The first thing you should know before buying a print is how it was made. The highest quality prints are lithographs or serigraphs (silk screens), but increasingly you find giclee prints, or prints run off a computer via a high-end ink jet printer. Some artists and galleries refuse to handle giclee prints, citing poor quality examples, but their cheapness and the fact that artists can print them on demand mean that giclee prints are increasingly popular. Still, if you do buy one, look closely at how the ink sticks to the paper. If the ink seems loose, or riding above the paper, then your giclee print may have a very short lifespan compared to one made by other methods.

Many people buy a print for the art. However, if you think that you might sell the print someday, notice the print run, which is usually penciled in beside the artist’s name and the title of the print. Forty years ago, print runs of 500 or even 600 were common in Northwest Coast art, but now, a counterfeiting scandal or two later, the norm is now under 200. Private editions, such as those released for an artist’s wedding, may number 25 or less. As a general rule, the lower the number of prints in the edition, the more valuable each print will be in theory.

In practice, however, the number of prints in the run is not always a reliable guide to value. Especially with giclee prints, an artist may not produce the full number of prints in the edition if they are not selling. And, even with traditional prints, some may be spoiled or destroyed, especially as the years go by. Conversely, an artist may deliberately withhold prints from the market in hopes of artificially creating a demand. Unless you know something about a limited edition, it is almost impossible to know how many are actually in circulation. Understandably, artists and galleries are sometimes reluctant to talk about such matters.
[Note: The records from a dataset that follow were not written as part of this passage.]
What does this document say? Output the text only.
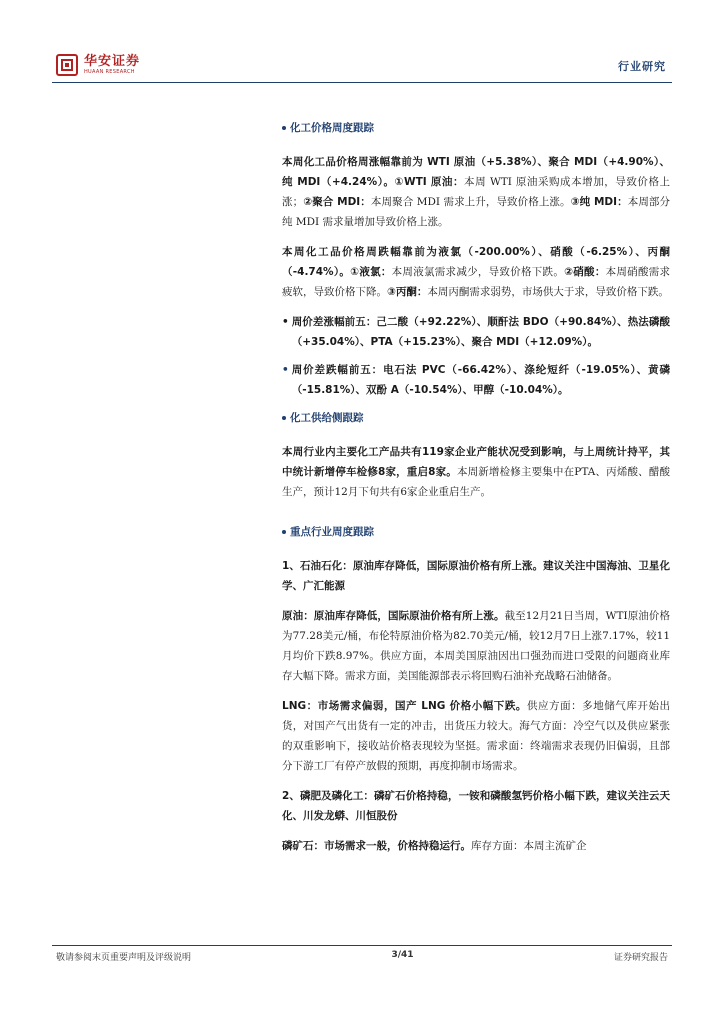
华安证券
HUAAN RESEARCH	行业研究
化工价格周度跟踪

本周化工品价格周涨幅靠前为 WTI 原油（+5.38%）、聚合 MDI（+4.90%）、纯 MDI（+4.24%）。①WTI 原油：本周 WTI 原油采购成本增加，导致价格上涨；②聚合 MDI：本周聚合 MDI 需求上升，导致价格上涨。③纯 MDI：本周部分纯 MDI 需求量增加导致价格上涨。

本周化工品价格周跌幅靠前为液氯（-200.00%）、硝酸（-6.25%）、丙酮（-4.74%）。①液氯：本周液氯需求减少，导致价格下跌。②硝酸：本周硝酸需求疲软，导致价格下降。③丙酮：本周丙酮需求弱势，市场供大于求，导致价格下跌。

• 周价差涨幅前五：己二酸（+92.22%）、顺酐法 BDO（+90.84%）、热法磷酸（+35.04%）、PTA（+15.23%）、聚合 MDI（+12.09%）。
• 周价差跌幅前五：电石法 PVC（-66.42%）、涤纶短纤（-19.05%）、黄磷（-15.81%）、双酚 A（-10.54%）、甲醇（-10.04%）。
化工供给侧跟踪

本周行业内主要化工产品共有119家企业产能状况受到影响，与上周统计持平，其中统计新增停车检修8家，重启8家。本周新增检修主要集中在PTA、丙烯酸、醋酸生产，预计12月下旬共有6家企业重启生产。

重点行业周度跟踪

1、石油石化：原油库存降低，国际原油价格有所上涨。建议关注中国海油、卫星化学、广汇能源

原油：原油库存降低，国际原油价格有所上涨。截至12月21日当周，WTI原油价格为77.28美元/桶，布伦特原油价格为82.70美元/桶，较12月7日上涨7.17%，较11月均价下跌8.97%。供应方面，本周美国原油因出口强劲而进口受限的问题商业库存大幅下降。需求方面，美国能源部表示将回购石油补充战略石油储备。

LNG：市场需求偏弱，国产 LNG 价格小幅下跌。供应方面：多地储气库开始出货，对国产气出货有一定的冲击，出货压力较大。海气方面：冷空气以及供应紧张的双重影响下，接收站价格表现较为坚挺。需求面：终端需求表现仍旧偏弱，且部分下游工厂有停产放假的预期，再度抑制市场需求。

2、磷肥及磷化工：磷矿石价格持稳，一铵和磷酸氢钙价格小幅下跌，建议关注云天化、川发龙蟒、川恒股份

磷矿石：市场需求一般，价格持稳运行。库存方面：本周主流矿企

敬请参阅末页重要声明及评级说明	3/41	证券研究报告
For the same reason, buying a print with a low number, such as 1/200 does not always result in a more valuable print. If you later resell a lower numbered print – or a collection of prints with the same number on each print – you may actually get a price that is higher than usual, but the increased value is entirely in the eyes of the buyer.

Similarly, Artist Proofs (AP)are often sold for more than a standard print – often for up to twice the price of an ordinary print. Artist Proofs are supposed to be copies run during printing to check the quality of reproduction. However, today, Artist Proofs are just as likely to be five prints – possibly the first five – run off and labeled as Artist Proofs. Except for their designation, Artist Proofs are unlikely to differ in any way from other prints in the run.

Another way that a print can increase in value is if it is a Remarque (RM). A Remarque is an addition to the print, often hand-drawn, by the artist themselves. A Remarque is usually a small doodle, but it can almost be a substantial edition to the print. Either way, a remarque print often goes for twice the price of other prints.

Still another way to give a print added value is a personal message from the artist. However, such prints rarely come on the market.

However, unless you are a serious collector, worrying about Artist Proofs, Remarques, or personal messages is rarely worth your while unless the artist is well-known, and the print is already about $400. Most prints will only rise slightly in value in two or three decades, regardless of their embellishments.Only a few artists, such as Susan Point or Robert Davidson, release prints that quickly rise in value, and the value of their works rests mostly on the consensus that their work is collectible.

With most prints, therefore, you should probably not think of added value at all. Instead, buy what pleases you. That should be your first criterion anyway — not the return on your investment.